Thirdly, climbing plants, like other plants, bend towards the light by a movement closely analogous to the incurvation which causes them to revolve, so that their revolving movement is often accelerated or retarded in travelling to or from the light. On the other hand, in a few instances tendrils bend towards the dark.
Fourthly, we have the spontaneous revolving movement which is independent of any outward stimulus, but is contingent on the youth of the part, and on vigorous health; and this again of course depends on a proper temperature and other favourable conditions of life.
Fifthly, tendrils, whatever their homological nature may be, and the petioles or tips of the leaves of leaf-climbers, and apparently certain roots, all have the power of movement when touched, and bend quickly towards the touched side. Extremely slight pressure often suffices. If the pressure be not permanent, the part in question straightens itself and is again ready to bend on being touched.
Sixthly, and lastly, tendrils, soon after clasping a support, but not after a mere temporary curvature, contract spirally. If they have not come into contact with any object, they ultimately contract spirally, after ceasing to revolve; but in this case the movement is useless, and occurs only after a considerable lapse of time.
With respect to the means by which these various movements are effected, there can be little doubt from the researches of Sachs and H. de Vries, that they are due to unequal growth; but from the reasons already assigned, I cannot believe that this explanation applies to the rapid movements from a delicate touch.
Finally, climbing plants are sufficiently numerous to form a conspicuous feature in the vegetable kingdom, more especially in tropical forests. America, which so abounds with arboreal animals, as Mr. Bates remarks, likewise abounds according to Mohl and Palm with climbing plants; and of the tendril-bearing plants examined by me, the highest developed kinds are natives of this grand continent, namely, the several species of Bignonia, Eccremocarpus, Cobaea, and Ampelopsis. But even in the thickets of our temperate regions the number of climbing species and individuals is considerable, as will be found by counting them. They belong to many and widely different orders. To gain some rude idea of their distribution in the vegetable series, I marked, from the lists given by Mohl and Palm (adding a few myself, and a competent botanist, no doubt, could have added many more), all those families in Lindley's 'Vegetable Kingdom' which include twiners, leaf-climbers, or tendril-bearers. Lindley divides Phanerogamic plants into fifty-nine Alliances; of these, no less than thirty-five include climbing plants of the above kinds, hook and root-climbers being excluded. To these a few Cryptogamic plants must be added. When we reflect on the wide separation of these plants in the series, and when we know that in some of the largest, well-defined orders, such as the Compositae, Rubiaceae, Scrophulariaceae, Liliaceae, &c., species in only two or three genera have the power of climbing, the conclusion is forced on our minds that the capacity of revolving, on which most climbers depend, is inherent, though undeveloped, in almost every plant in the vegetable kingdom.
It has often been vaguely asserted that plants are distinguished from animals by not having the power of movement.

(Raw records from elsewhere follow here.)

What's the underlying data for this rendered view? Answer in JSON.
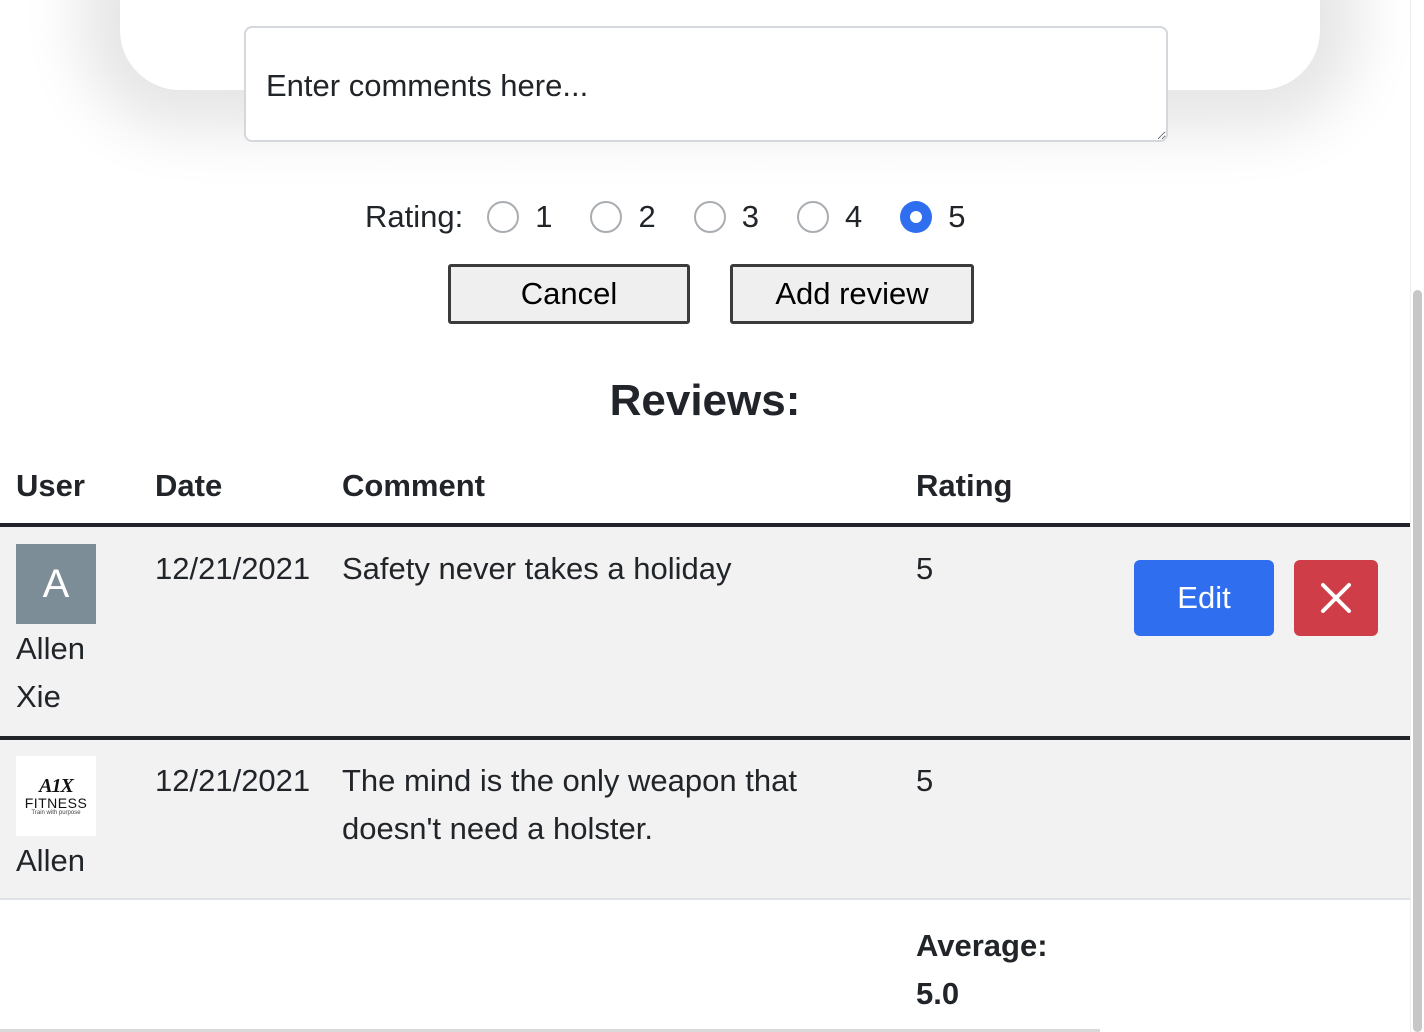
{
  "form": {
    "comment_placeholder": "Enter comments here...",
    "rating_label": "Rating:",
    "rating_options": [
      "1",
      "2",
      "3",
      "4",
      "5"
    ],
    "rating_selected": "5",
    "cancel_label": "Cancel",
    "add_label": "Add review"
  },
  "reviews": {
    "heading": "Reviews:",
    "columns": {
      "user": "User",
      "date": "Date",
      "comment": "Comment",
      "rating": "Rating"
    },
    "rows": [
      {
        "avatar_letter": "A",
        "user_first": "Allen",
        "user_last": "Xie",
        "date": "12/21/2021",
        "comment": "Safety never takes a holiday",
        "rating": "5",
        "edit_label": "Edit"
      },
      {
        "avatar_logo_text_1": "A1X",
        "avatar_logo_text_2": "FITNESS",
        "avatar_logo_text_3": "Train with purpose",
        "user_first": "Allen",
        "date": "12/21/2021",
        "comment_line1": "The mind is the only weapon that",
        "comment_line2": "doesn't need a holster.",
        "rating": "5"
      }
    ],
    "average_label": "Average:",
    "average_value": "5.0"
  },
  "colors": {
    "primary": "#2f6fef",
    "danger": "#cf3e48",
    "avatar_bg": "#7d8d98",
    "row_bg": "#f2f2f2"
  }
}
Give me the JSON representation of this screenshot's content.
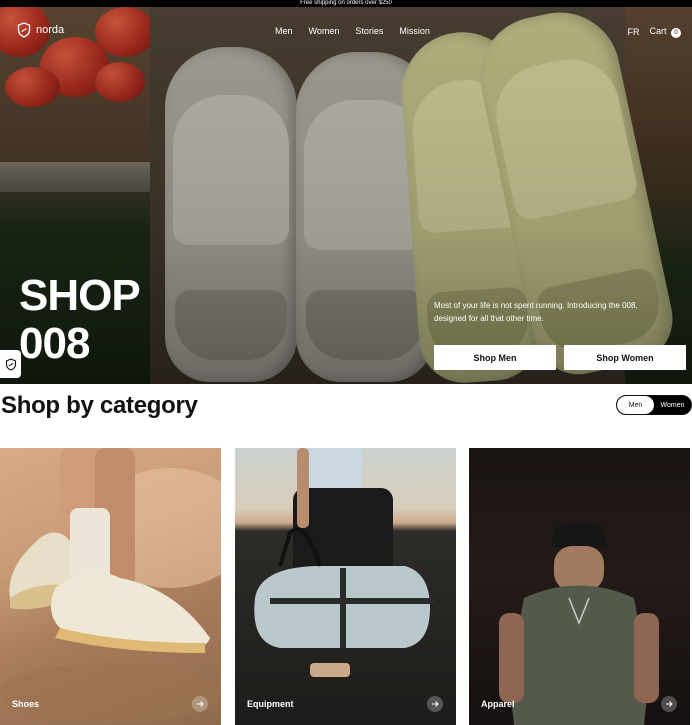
{
  "announcement": "Free shipping on orders over $250",
  "nav": {
    "brand": "norda",
    "links": [
      "Men",
      "Women",
      "Stories",
      "Mission"
    ],
    "language": "FR",
    "cart_label": "Cart",
    "cart_count": "0"
  },
  "hero": {
    "title_line1": "SHOP",
    "title_line2": "008",
    "copy": "Most of your life is not spent running. Introducing the 008, designed for all that other time.",
    "cta_men": "Shop Men",
    "cta_women": "Shop Women"
  },
  "categories": {
    "title": "Shop by category",
    "toggle": [
      "Men",
      "Women"
    ],
    "toggle_selected": "Men",
    "cards": [
      {
        "label": "Shoes"
      },
      {
        "label": "Equipment"
      },
      {
        "label": "Apparel"
      }
    ]
  },
  "colors": {
    "accent": "#000000",
    "background": "#ffffff"
  }
}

It should rather be said that plants acquire and display this power only when it is of some advantage to them; this being of comparatively rare occurrence, as they are affixed to the ground, and food is brought to them by the air and rain. We see how high in the scale of organization a plant may rise, when we look at one of the more perfect tendril-bearers. It first places its tendrils ready for action, as a polypus places its tentacula. If the tendril be displaced, it is acted on by the force of gravity and rights it self. It is acted on by the light, and bends towards or from it, or disregards it, whichever may be most advantageous. During several days the tendrils or internodes, or both, spontaneously revolve with a steady motion. The tendril strikes some object, and quickly curls round and firmly grasps it. In the course of some hours it contracts into a spire, dragging up the stem, and forming an excellent spring. All movements now cease. By growth the tissues soon become wonderfully strong and durable. The tendril has done its work, and has done it in an admirable manner.